The Thinkers Club (German: Der Denker-Club) was a cartoon based on a fictitious group of professors and scholars which was popularized throughout the German Confederation in 1819.

The cartoon depicts the suppression of freedom of expression within the German Confederation of 39 states under the Carlsbad Decrees, which stipulated for rigorous surveillance and censorship of universities following a surge in student violence and radicalism.
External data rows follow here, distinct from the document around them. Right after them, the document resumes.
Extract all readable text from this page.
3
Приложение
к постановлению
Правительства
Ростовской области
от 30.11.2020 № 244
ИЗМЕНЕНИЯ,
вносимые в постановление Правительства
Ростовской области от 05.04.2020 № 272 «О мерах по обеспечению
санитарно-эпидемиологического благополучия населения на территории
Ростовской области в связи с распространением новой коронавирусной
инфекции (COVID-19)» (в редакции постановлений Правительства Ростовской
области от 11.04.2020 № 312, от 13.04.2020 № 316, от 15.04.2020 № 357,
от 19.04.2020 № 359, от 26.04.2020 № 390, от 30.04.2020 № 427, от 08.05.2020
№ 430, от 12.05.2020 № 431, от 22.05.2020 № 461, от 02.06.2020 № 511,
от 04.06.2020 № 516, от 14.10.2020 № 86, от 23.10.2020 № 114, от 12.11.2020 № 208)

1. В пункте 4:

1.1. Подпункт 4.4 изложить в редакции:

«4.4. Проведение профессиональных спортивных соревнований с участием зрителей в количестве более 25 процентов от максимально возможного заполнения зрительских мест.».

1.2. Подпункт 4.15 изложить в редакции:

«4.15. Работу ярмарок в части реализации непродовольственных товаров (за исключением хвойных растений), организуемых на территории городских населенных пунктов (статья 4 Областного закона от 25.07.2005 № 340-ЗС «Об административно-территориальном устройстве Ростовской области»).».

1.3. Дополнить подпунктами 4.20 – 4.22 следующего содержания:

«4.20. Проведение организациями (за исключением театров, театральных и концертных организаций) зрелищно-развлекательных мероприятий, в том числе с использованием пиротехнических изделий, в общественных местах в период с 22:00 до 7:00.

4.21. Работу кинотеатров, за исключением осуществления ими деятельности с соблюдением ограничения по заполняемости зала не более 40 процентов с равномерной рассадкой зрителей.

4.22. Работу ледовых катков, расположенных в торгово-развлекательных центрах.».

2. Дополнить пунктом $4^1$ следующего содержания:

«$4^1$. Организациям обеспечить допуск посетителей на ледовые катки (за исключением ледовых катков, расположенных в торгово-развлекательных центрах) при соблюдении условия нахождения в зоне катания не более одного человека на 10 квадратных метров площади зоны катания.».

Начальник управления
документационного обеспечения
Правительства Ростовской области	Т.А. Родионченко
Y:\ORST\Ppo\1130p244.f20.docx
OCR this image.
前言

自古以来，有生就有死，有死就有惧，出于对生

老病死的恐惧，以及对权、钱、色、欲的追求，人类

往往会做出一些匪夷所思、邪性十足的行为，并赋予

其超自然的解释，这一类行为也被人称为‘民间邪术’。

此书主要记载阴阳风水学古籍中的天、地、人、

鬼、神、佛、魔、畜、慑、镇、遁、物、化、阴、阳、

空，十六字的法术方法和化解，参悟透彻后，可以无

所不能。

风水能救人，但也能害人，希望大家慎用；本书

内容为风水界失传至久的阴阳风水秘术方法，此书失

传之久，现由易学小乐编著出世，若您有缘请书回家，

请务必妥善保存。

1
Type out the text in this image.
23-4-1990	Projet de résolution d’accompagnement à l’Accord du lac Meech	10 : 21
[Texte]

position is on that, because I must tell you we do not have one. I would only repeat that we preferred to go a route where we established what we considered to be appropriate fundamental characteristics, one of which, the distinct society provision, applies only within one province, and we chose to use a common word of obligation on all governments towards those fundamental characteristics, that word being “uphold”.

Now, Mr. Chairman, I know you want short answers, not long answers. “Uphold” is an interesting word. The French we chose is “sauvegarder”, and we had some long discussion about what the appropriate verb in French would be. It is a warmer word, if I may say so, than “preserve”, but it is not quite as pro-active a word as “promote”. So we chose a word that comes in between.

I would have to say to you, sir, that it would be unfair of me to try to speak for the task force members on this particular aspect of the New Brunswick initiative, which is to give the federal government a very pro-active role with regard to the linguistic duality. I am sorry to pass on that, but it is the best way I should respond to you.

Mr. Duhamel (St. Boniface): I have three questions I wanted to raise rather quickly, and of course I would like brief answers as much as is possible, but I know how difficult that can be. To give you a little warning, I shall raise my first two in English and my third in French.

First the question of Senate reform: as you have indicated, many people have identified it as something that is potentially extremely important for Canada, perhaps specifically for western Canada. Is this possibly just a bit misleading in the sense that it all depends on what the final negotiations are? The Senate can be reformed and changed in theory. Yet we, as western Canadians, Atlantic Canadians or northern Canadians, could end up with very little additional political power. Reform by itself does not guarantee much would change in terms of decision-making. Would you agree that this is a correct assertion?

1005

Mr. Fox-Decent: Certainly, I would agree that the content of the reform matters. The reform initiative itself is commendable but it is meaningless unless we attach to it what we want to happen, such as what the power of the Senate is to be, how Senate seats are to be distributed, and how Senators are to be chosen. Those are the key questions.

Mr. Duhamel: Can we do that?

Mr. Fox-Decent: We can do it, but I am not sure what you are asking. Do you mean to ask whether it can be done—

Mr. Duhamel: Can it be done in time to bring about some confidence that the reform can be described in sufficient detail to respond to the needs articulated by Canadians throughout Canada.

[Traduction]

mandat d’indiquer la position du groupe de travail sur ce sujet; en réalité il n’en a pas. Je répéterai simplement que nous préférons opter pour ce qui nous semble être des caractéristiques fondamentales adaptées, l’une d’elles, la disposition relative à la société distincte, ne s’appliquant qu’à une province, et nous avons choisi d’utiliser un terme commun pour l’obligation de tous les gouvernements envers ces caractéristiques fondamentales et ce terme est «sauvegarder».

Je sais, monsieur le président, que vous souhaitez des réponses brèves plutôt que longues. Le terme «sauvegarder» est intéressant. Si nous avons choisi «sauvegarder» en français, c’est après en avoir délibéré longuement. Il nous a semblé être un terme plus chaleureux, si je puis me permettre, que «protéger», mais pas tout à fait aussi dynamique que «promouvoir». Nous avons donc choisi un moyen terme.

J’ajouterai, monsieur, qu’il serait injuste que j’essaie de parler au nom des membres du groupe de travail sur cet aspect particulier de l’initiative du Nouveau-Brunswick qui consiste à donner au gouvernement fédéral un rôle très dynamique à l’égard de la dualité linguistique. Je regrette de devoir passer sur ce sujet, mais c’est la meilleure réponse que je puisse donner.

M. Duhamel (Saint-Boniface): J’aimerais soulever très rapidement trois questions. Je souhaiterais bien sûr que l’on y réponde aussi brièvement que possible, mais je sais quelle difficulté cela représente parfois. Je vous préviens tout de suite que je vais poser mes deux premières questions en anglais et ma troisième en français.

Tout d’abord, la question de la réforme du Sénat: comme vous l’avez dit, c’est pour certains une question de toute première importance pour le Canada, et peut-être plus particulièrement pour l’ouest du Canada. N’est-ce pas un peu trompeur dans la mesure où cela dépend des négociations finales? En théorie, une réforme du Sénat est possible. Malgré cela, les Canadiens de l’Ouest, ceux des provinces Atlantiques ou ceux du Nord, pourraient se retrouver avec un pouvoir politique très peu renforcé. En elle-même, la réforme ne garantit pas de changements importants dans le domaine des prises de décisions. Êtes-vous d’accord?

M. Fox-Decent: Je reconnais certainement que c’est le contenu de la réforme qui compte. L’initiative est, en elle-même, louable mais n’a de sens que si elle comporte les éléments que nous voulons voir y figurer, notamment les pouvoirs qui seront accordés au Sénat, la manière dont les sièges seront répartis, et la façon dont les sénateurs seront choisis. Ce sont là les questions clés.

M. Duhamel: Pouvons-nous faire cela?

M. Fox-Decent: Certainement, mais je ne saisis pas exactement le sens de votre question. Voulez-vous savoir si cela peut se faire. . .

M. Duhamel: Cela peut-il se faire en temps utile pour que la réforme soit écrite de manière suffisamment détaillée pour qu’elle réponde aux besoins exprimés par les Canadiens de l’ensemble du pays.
The plaque on the left bears the inscription: "The most important question of today's meeting: how long will thinking be allowed to us?"

==Interpretation==
The "club" is representative of all the clubs and societies that emerged at that point. The eight professors on the caricature are muzzled, which points out the radical nature of the mentioned political system. They were deprived of the right of expressions, as their written works were forbidden because of the press censorship. Therefore, the intellectuals are left only with their right of thought and prudently pose the question, how long they will still be allowed to think.

==Description==
The plaque on the left bears the inscription:'The most important question of today's meeting: How long will thinking be allowed to us?'

The board on the right lists the rules of the Club which include the following:

1. The club’s president opens the meeting at exactly at 8 o‘clock (8:00) preciecely.

2. Silence is the first commandment of this learned society.

3. To avoid the eventuality whereby a member of this club may succumb to the temptation of speech, muzzles will be distributed to members upon entering'.